PLIN5 is reported to be specifically expressed in fatty acid oxidized tissues, such as adipose, heart, liver, and muscle tissue (16). The preliminary research in PLIN5 focused on its function in the heart because of its high oxidative capacity, and most of these studies have pointed out the protective effect of PLIN5 against hepatic lipotoxicity in the liver (17). Interestingly, PLIN5 overexpression was found to enhance cellular lipid droplet accumulation, while knockdown of PLIN5 promoted fatty acid oxidation metabolism (18). Another recent study has reported that PLIN5 exists in renal cell carcinoma, rhabdomyosarcoma, liposarcoma (16), and hepatocellular carcinoma (19). Thus, we believe that PLIN5 could regulate reactive oxygen species (ROS) levels, and lipid content and lipolysis of cells, which could affect the development of a tumor. Furthermore, the down-regulation of PLIN5 may induce tumorigenesis (20). In this study, to further verify the PLIN5 expression level and methylation degree, western blot, qPCR, immunohistochemical and MSP analysis were employed and showed that PLIN5 was hypermethylated and PLIN5 expression was reduced in OC tissues.

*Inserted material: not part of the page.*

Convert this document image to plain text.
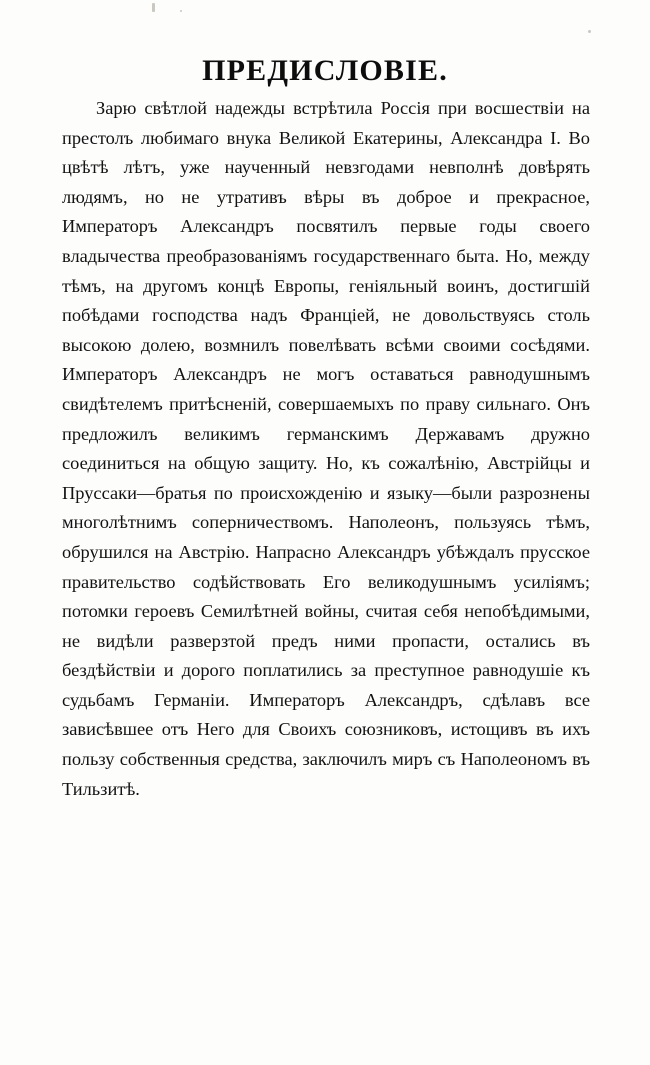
ПРЕДИСЛОВІЕ.

Зарю свѣтлой надежды встрѣтила Россія при восшествіи на престолъ любимаго внука Великой Екатерины, Александра I. Во цвѣтѣ лѣтъ, уже наученный невзгодами невполнѣ довѣрять людямъ, но не утративъ вѣры въ доброе и прекрасное, Императоръ Александръ посвятилъ первые годы своего владычества преобразованіямъ государственнаго быта. Но, между тѣмъ, на другомъ концѣ Европы, геніяльный воинъ, достигшій побѣдами господства надъ Франціей, не довольствуясь столь высокою долею, возмнилъ повелѣвать всѣми своими сосѣдями. Императоръ Александръ не могъ оставаться равнодушнымъ свидѣтелемъ притѣсненій, совершаемыхъ по праву сильнаго. Онъ предложилъ великимъ германскимъ Державамъ дружно соединиться на общую защиту. Но, къ сожалѣнію, Австрійцы и Пруссаки—братья по происхожденію и языку—были разрознены многолѣтнимъ соперничествомъ. Наполеонъ, пользуясь тѣмъ, обрушился на Австрію. Напрасно Александръ убѣждалъ прусское правительство содѣйствовать Его великодушнымъ усиліямъ; потомки героевъ Семилѣтней войны, считая себя непобѣдимыми, не видѣли разверзтой предъ ними пропасти, остались въ бездѣйствіи и дорого поплатились за преступное равнодушіе къ судьбамъ Германіи. Императоръ Александръ, сдѣлавъ все зависѣвшее отъ Него для Своихъ союзниковъ, истощивъ въ ихъ пользу собственныя средства, заключилъ миръ съ Наполеономъ въ Тильзитѣ.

Our study also explored the biological functions of the PLIN5 gene in the genesis and development of OC. The results of the experiments revealed that PLIN5 overexpression could dramatically suppress cell proliferation, migration, and invasion, and promote apoptosis in vitro. Additionally, it is suggested that the changes in DNA methylation may be of significance to the diagnosis, prognosis, and treatment of OC (21). Studies have shown that DNA hypermethylation silences the genes needed for tumor development (22). Moreover, DNA methylation is a reversible epigenetic modification. 5-Aza, a DNA methyltransferase inhibitor, can reverse the hypermethylation in the promoter region, re-express tumor-related genes, and inhibit tumor cell growth (23). Therefore, we added the 5-Aza + sh-PLIN5 treatment group to further exhibit a significant effect on cell proliferation, apoptosis, migration, and invasion of OC after DNA methylation inhibition was significantly improved compared with the PLIN5 overexpression and 5-Aza treatment groups.

Conclusions

To conclude, we found that the promoter region methylation regulates the expression of PLIN5 in OC. Also, we showed that PLIN5 expression level was downregulated in OC, and methylation of PLIN5 is associated with OC metastasis. At last, it is suggested that the PLIN5 may be a potential therapeutic target for OC.